The problem is that for centuries, we have had a constant when it comes to law: people enter into contracts. This is the law. A contract consists of two corresponding declarations of intent made by different persons. Of course, these persons can also be a limited liability company or a corporation. But nowhere is there anything about refrigerators, robots, Kanban systems. Or machine-generated declarations of intent – because we currently assume that a refrigerator has no will of its own, and therefore can’t declare intent; no matter which data records are pushed back and forth.
This can have strange outcomes: For example, in high-frequency trading on the Frankfurt Stock Exchange, all transactions are printed out at the end of the day and signed manually – to at least maintain the fiction that the will of a person is behind it all. The whole thing has nothing to do with stable legal certainty.

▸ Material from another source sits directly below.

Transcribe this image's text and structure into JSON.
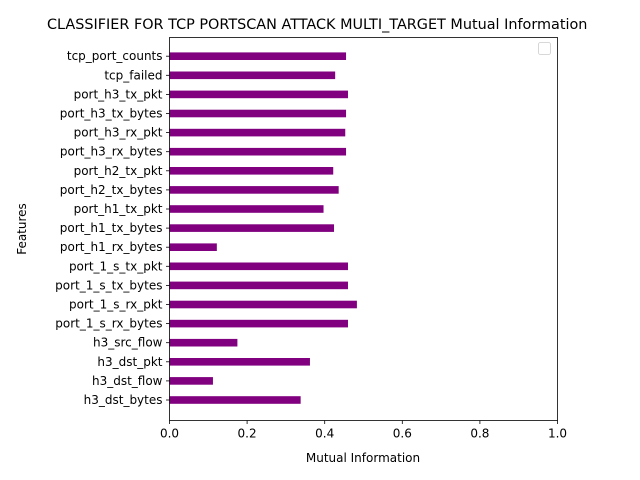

But the consequences of your own digital decision-making are not just contracts – if misbehaving, machines could have very serious impacts on property or even life and limb. How can we hold algorithms accountable?
We lawyers call this “code is law”. Take a traffic accident for example: An obstacle appears suddenly and unexpectedly in front of my car. As a human driver, I might overcorrect the steering to avoid it and race into a group of people. That may be battery or even homicide, but as a driver I probably did not act culpably – it’s certainly a tragedy, but probably no wrongdoing. Same situation in the autonomously driving car. But now nobody is overcorrecting the steering; the decision is made by a programmed algorithm coded years ago. But, was the programmer right in writing the crucial line of code like that? May a person program, years before an accident, who is killed? This topic, too, can be transferred well to the industry, for example, when an algorithm monitors the safety of a potentially explosive facility.
This is how terms such as machine ethics or “code is law” come into being. That which is in the codes is already the law. In the discussion it’s said again and again, either ethics enter the programs, or the programmers consider ethical issues. Do we need a TÜV or any other authority to inspect algorithms? Many experts say that would not be feasible and would end up in an enormous agency. But my simple counterquestion: Do we want to allow all algorithms unchecked?
What options do I have as an entrepreneur to obtain sufficient legal certainty for an innovative business model or innovative digital products?
Get a good lawyer! (laughs)
As an industrial lawyer with Noerr LLP, Prof. Thomas Klindt has extensive experience in dealing with product liability crisis scenarios and has acted in many crossborder b2b and b2c product recalls including mandatory notifications to market surveillance authorities. He lectures in European Product and Technology Law at the university of Bayreuth.